Souvenir with autostitching

Living room with manual correspondence labeling

Living room with autostitching

Kitchen with manual correspondence labeling

Kitchen with autostitching

We can see that the autostitching makes the mosaics look better. There are some details in the mosaics with manually labeled correspondences that aren’t exactly aligned, such as the line on the kitchen table and the line near the top left of the mattress in the living room. The autostitching procedure eliminates human error from the correspondence labeling process, which helps the mosaics turn out cleaner. I likely had some imperfections in getting the exact pixels to match when I was labeling correspondences manually.

Reflection

In Project 4A, it was really cool to see all my work come together when I got the blending to work for my mosaics. It felt like everything in this class was coming together, since we had to do alignment, blurring, low pass / high pass, blending, and warping. I learned more about the warping process and was able to try many different blending methods before finding one that worked well, which gave me some more experience into figuring out how to blend images.

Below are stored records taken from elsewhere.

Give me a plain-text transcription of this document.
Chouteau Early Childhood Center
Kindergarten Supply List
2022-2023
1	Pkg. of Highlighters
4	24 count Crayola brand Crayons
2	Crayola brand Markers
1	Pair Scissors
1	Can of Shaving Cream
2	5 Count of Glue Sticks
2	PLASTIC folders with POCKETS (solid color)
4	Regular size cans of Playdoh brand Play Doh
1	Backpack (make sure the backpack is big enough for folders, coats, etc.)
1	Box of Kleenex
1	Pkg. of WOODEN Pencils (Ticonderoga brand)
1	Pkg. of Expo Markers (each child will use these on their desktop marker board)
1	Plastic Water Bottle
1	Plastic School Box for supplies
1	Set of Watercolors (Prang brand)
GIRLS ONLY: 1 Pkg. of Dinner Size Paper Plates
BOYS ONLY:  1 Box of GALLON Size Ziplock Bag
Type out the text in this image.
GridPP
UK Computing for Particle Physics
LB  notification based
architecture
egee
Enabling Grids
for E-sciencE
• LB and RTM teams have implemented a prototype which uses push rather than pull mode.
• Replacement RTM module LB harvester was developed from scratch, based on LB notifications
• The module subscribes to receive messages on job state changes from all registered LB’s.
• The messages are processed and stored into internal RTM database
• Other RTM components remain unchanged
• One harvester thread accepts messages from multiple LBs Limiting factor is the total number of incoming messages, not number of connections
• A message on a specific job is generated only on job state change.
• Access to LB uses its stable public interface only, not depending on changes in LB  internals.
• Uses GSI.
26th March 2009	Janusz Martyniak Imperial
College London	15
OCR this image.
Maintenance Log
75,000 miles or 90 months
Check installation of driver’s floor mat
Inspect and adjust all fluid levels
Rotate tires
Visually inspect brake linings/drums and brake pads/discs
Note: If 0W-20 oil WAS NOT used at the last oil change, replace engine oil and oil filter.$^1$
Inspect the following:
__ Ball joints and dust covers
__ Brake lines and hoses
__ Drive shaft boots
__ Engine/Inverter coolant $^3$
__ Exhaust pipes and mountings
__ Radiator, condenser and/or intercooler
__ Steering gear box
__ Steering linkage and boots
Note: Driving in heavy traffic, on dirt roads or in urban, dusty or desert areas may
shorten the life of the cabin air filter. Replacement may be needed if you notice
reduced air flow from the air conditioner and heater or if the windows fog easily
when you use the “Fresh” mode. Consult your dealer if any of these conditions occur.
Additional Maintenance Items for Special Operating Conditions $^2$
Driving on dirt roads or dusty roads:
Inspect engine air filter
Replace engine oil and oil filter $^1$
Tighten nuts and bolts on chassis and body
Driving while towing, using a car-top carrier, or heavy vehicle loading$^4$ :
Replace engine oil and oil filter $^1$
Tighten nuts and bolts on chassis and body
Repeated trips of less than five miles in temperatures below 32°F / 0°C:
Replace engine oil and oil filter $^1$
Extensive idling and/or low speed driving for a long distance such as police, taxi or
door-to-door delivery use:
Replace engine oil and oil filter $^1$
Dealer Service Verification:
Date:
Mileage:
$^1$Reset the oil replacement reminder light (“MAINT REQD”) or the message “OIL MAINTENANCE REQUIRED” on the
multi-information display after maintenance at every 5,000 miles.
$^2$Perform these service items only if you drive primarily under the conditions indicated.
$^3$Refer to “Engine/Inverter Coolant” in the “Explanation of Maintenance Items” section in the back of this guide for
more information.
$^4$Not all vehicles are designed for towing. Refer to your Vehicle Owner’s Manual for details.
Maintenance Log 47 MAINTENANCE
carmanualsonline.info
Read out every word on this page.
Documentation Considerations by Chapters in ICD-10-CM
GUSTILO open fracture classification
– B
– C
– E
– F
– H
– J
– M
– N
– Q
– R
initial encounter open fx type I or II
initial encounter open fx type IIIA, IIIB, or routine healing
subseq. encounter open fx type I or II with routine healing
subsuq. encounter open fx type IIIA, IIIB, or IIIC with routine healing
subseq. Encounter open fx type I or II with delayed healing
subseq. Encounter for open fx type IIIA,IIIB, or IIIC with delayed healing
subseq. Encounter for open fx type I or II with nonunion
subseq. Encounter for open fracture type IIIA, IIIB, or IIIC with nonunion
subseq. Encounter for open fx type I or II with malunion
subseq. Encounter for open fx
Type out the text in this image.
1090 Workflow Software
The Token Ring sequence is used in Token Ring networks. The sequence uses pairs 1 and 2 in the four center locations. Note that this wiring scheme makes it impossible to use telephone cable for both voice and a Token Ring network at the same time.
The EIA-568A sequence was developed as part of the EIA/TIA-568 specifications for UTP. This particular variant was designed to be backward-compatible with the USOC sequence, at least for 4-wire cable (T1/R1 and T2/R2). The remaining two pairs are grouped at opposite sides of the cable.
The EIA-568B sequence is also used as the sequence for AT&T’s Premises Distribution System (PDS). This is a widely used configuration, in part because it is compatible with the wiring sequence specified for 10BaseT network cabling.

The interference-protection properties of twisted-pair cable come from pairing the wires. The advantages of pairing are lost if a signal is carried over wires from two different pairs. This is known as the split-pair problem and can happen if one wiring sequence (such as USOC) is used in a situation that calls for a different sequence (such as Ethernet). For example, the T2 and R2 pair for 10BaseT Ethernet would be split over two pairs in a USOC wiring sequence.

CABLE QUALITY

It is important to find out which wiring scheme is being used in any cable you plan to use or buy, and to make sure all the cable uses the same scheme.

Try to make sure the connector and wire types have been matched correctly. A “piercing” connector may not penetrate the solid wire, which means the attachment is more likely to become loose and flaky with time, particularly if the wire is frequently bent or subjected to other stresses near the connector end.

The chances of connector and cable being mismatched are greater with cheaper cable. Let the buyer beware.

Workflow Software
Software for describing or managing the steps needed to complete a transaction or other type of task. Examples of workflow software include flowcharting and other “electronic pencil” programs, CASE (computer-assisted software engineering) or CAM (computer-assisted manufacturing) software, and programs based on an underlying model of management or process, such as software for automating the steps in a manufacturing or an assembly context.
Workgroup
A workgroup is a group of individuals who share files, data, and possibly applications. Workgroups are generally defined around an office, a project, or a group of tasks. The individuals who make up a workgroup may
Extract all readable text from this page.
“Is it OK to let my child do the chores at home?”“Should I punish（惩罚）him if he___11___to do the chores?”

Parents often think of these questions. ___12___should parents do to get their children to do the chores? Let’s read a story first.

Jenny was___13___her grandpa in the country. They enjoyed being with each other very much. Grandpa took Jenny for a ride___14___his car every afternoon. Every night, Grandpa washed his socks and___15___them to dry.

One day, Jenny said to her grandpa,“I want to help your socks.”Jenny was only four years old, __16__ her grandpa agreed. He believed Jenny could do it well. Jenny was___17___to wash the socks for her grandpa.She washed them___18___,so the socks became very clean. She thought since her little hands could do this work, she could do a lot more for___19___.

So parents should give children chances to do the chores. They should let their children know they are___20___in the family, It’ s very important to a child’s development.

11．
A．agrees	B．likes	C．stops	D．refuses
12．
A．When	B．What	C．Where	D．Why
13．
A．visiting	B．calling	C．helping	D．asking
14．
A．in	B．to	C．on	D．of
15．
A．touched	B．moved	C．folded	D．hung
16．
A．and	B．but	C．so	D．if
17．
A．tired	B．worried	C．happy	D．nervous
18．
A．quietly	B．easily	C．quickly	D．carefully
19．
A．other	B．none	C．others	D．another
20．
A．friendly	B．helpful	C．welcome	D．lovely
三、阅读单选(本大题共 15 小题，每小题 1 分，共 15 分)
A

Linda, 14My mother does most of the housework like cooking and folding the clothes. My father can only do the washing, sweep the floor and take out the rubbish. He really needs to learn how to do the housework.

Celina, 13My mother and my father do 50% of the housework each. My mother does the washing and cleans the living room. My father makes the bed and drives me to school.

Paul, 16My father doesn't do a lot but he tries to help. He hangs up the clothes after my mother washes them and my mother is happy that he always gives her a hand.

In project 4B, I liked seeing how autostitching was able to improve the quality of my mosaics. Autostitching definitely feels both more efficient and less error-prone than manually labeling correspondences. I learned about the RANSAC process in more depth, and I particularly enjoyed learning about how we can use distance to nearest neighbor / distance to second nearest neighbor as a metric for feature matching. I thought that was a really neat bit of logic in figuring out whether a feature was a match or not.